The defendant, in order
to prove his plea of justification, produced a witness named Mary
Dillon, who, in the month of January was residing at Gray’s with
the plaintiff, and who was present on the afternoon of the 18th
of January; this witness swore that after Ferguson had gone to sleep,
she was told that she was wanted in Gray’s workshop, which she went
to, and that on her return to the house the plaintiff said to her,
that Ferguson had not the money he had represented himself as having,
and that the only things he had, were a number of receipts from
Mr. Dangar; she also swore that the plaintiff had admitted indirectly
to her having taken the order, as she had, after being in custody,
asked her to swear that Ferguson had given her the two pound eight
order to get changed at Dangar’s; she also swore that after Ferguson
left, the plaintiff went and got the same order changed, and brought
the articles she had purchased to Gray’s, and gave them to the witness.
In order to contradict
the defendant’s witness, (Mary Dillon) it was shown by cross-examination,
that she was a drunken immoral character, that she was unmarried,
but had two children, whose father she at first swore was not Joe
Page, but afterwards swore that he was the father of her progeny,
and that she was in the habit of getting money from him to support
the children. A letter was also produced by the plaintiff, purporting
to have been written by Mary Dillon to Page, telling him to humble
himself to the defendant, in order to prevent the said Mary Dillon
from being called on as a witness in the present action; and also
threatening the said Page, unless he would send the said Mary Dillon
money to support herself and the children, “which every one said
were a credit to Page or any man, and the very picture of their
father.” This letter Mary Dillon solemnly declared to be a forgery,
at the same time she admitted that she had caused a letter to be
written to Page for money, and admitted that he had sent her two
pounds, but it had not been given to her. She also swore that she
could neither read nor write; but that a letter had been written
for her, in the house of a women named Dally, by a person belonging
to the Custom-house. Enquiry was made, when it turned out that
it was a man named Wylie, a messenger in the Customs, who had written
the letter she had sent to Page. Wylie, on being shown the letter
produced by the plaintiff, at once proved that it was not written
by him, at the same time he deposed to the truth of Mary Dillon’s
statement, as to the content of the letter he had written.
The plaintiff’s counsel
contended that the letter he had produced was a bona fide
letter from Mary Dillon to Joe Page; while the defendant’s counsel
argued that the letter produced had been manufactured by the plaintiff,
in order to prevent the witness Dillon from giving evidence against
the plaintiff.
In putting the case to
the assessors, His Honor left it to them to decide whether the witness
Dillon was to be credited or not, at the same time informing them,
that in his opinion, as an assessor, she had given true evidence
respecting her letter to Page.
The assessors found a verdict
for tha[sic] plaintiff on the first count, and for the defendant
on the other issues.
After the verdict had been
recorded, the plaintiff was called on, and ordered to put in bail
to appear and answer a charge respecting what come had before the
Court.
Dowling C.J., Stephen and Willis JJ., 10 October 1840
Source: Sydney Herald, 12 October 1840
Leech v. Chivers. In this case Mr. Windeyer moved
for a new trial, on the ground of misdirection by the learned Judge
(Stephen) before whom the cause was tried, also because the verdict
was contrary to evidence, and because he was provided with affidavits
to prove that Mary Dillon, a material witness for the defendant,
had not given true evidence when examined on the trial. From these
affidavits it was shown that the attorney for the plaintiff (Mr.
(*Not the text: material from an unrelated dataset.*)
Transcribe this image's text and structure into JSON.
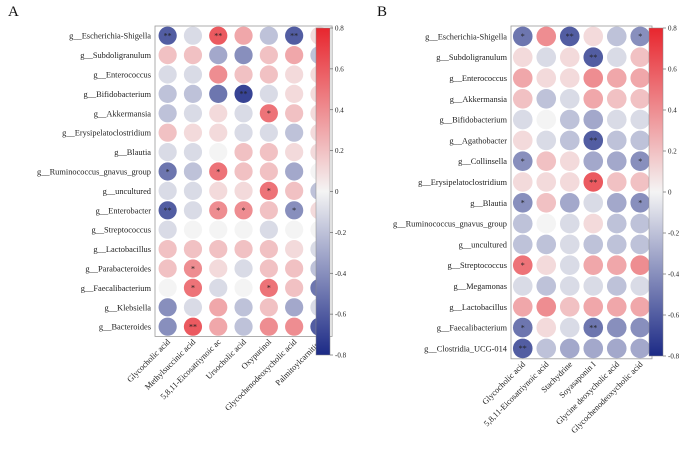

Rodd) had acted with extreme caution before bringing the action,
which was to recover damages for false imprisonment, and which the
Court considered as being highly honorable to him, and a hope was
expressed that the other attorneys would in similar cases exercise
the same sound caution Mr. Rodd had done. A new trial was ordered
on the facts stated in the affidavits, and the costs of the last
trial were ordered to abide the result of the new trial.